Single by Kate Smith with Ben Selvin Orchestra
- B-side: If I Have to Go on Without You
- Published: February 28, 1931 by Robbins Music Corp., Inc., New York
- Released: September 1931
- Recorded: August 17, 1931
- Studio: Columbia Records, 55 Fifth Avenue, New York City
- Genre: Pop music
- Length: 3:11
- Label: Columbia 2516-D
- Songwriter(s): Kate Smith
- Composer(s): Harry M. Woods
- Lyricist(s): Howard E. Johnson

= When the Moon Comes over the Mountain =

1931 song by Harry M. Woods and Howard Johnson

"When the Moon Comes Over the Mountain" is a popular song, published in 1931, and credited as written by Howard Johnson, Harry M. Woods, and Kate Smith. As Johnson is primarily known as a lyricist and Woods, when collaborating with lyricists, primarily wrote music, the actual apportionment of the credits would be likely to be music by Woods, lyrics by Johnson, and possibly some small contribution by Smith in order to give her a share of royalty income. The song had its copyright renewed in 1958. (Note: Under R209254 and others)

==In popular culture==
This song featured briefly, sung by Groucho Marx during the breakfast scene in the 1935 film A Night at the Opera when Groucho receives a visit from Police Sergeant Henderson.
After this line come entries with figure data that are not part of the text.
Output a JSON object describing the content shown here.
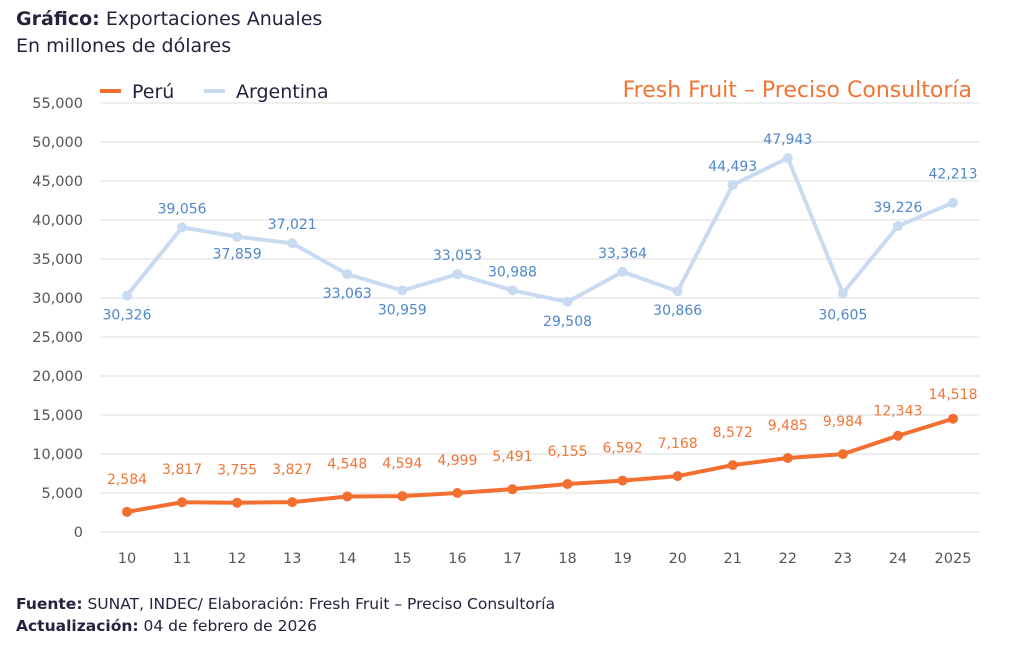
{
  "header": {
    "title_bold": "Gráfico:",
    "title_rest": " Exportaciones Anuales",
    "subtitle": "En millones de dólares",
    "brand": "Fresh Fruit – Preciso Consultoría"
  },
  "footer": {
    "source_label": "Fuente:",
    "source_text": " SUNAT, INDEC/ Elaboración: Fresh Fruit – Preciso Consultoría",
    "update_label": "Actualización:",
    "update_text": " 04 de febrero de 2026"
  },
  "colors": {
    "peru": "#f36f30",
    "peru_label": "#f07535",
    "argentina": "#c9dbf1",
    "argentina_label": "#4f86cc",
    "grid": "#dcdcdc",
    "text": "#23233f"
  },
  "chart_data": {
    "type": "line",
    "title": "Exportaciones Anuales",
    "subtitle": "En millones de dólares",
    "xlabel": "",
    "ylabel": "",
    "categories": [
      "10",
      "11",
      "12",
      "13",
      "14",
      "15",
      "16",
      "17",
      "18",
      "19",
      "20",
      "21",
      "22",
      "23",
      "24",
      "2025"
    ],
    "y_ticks": [
      0,
      5000,
      10000,
      15000,
      20000,
      25000,
      30000,
      35000,
      40000,
      45000,
      50000,
      55000
    ],
    "y_tick_labels": [
      "0",
      "5,000",
      "10,000",
      "15,000",
      "20,000",
      "25,000",
      "30,000",
      "35,000",
      "40,000",
      "45,000",
      "50,000",
      "55,000"
    ],
    "ylim": [
      0,
      55000
    ],
    "grid": true,
    "legend_position": "top-left",
    "series": [
      {
        "name": "Perú",
        "values": [
          2584,
          3817,
          3755,
          3827,
          4548,
          4594,
          4999,
          5491,
          6155,
          6592,
          7168,
          8572,
          9485,
          9984,
          12343,
          14518
        ],
        "labels": [
          "2,584",
          "3,817",
          "3,755",
          "3,827",
          "4,548",
          "4,594",
          "4,999",
          "5,491",
          "6,155",
          "6,592",
          "7,168",
          "8,572",
          "9,485",
          "9,984",
          "12,343",
          "14,518"
        ]
      },
      {
        "name": "Argentina",
        "values": [
          30326,
          39056,
          37859,
          37021,
          33063,
          30959,
          33053,
          30988,
          29508,
          33364,
          30866,
          44493,
          47943,
          30605,
          39226,
          42213
        ],
        "labels": [
          "30,326",
          "39,056",
          "37,859",
          "37,021",
          "33,063",
          "30,959",
          "33,053",
          "30,988",
          "29,508",
          "33,364",
          "30,866",
          "44,493",
          "47,943",
          "30,605",
          "39,226",
          "42,213"
        ]
      }
    ]
  }
}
In typical Groucho humour Groucho sings the words "When the moon comes over the mountain - and the mountain comes over the moon" just as Henderson enters the room!

In the Three Stooges film short "Dizzy Doctors" from 1937 Moe Howard gets on a PA system and says "Hello everybody, we just brought the moon over the mountain." in reference to this song.

This is the song that Kate Smith sang for King George VI and Queen Elizabeth when they visited the White House in 1939.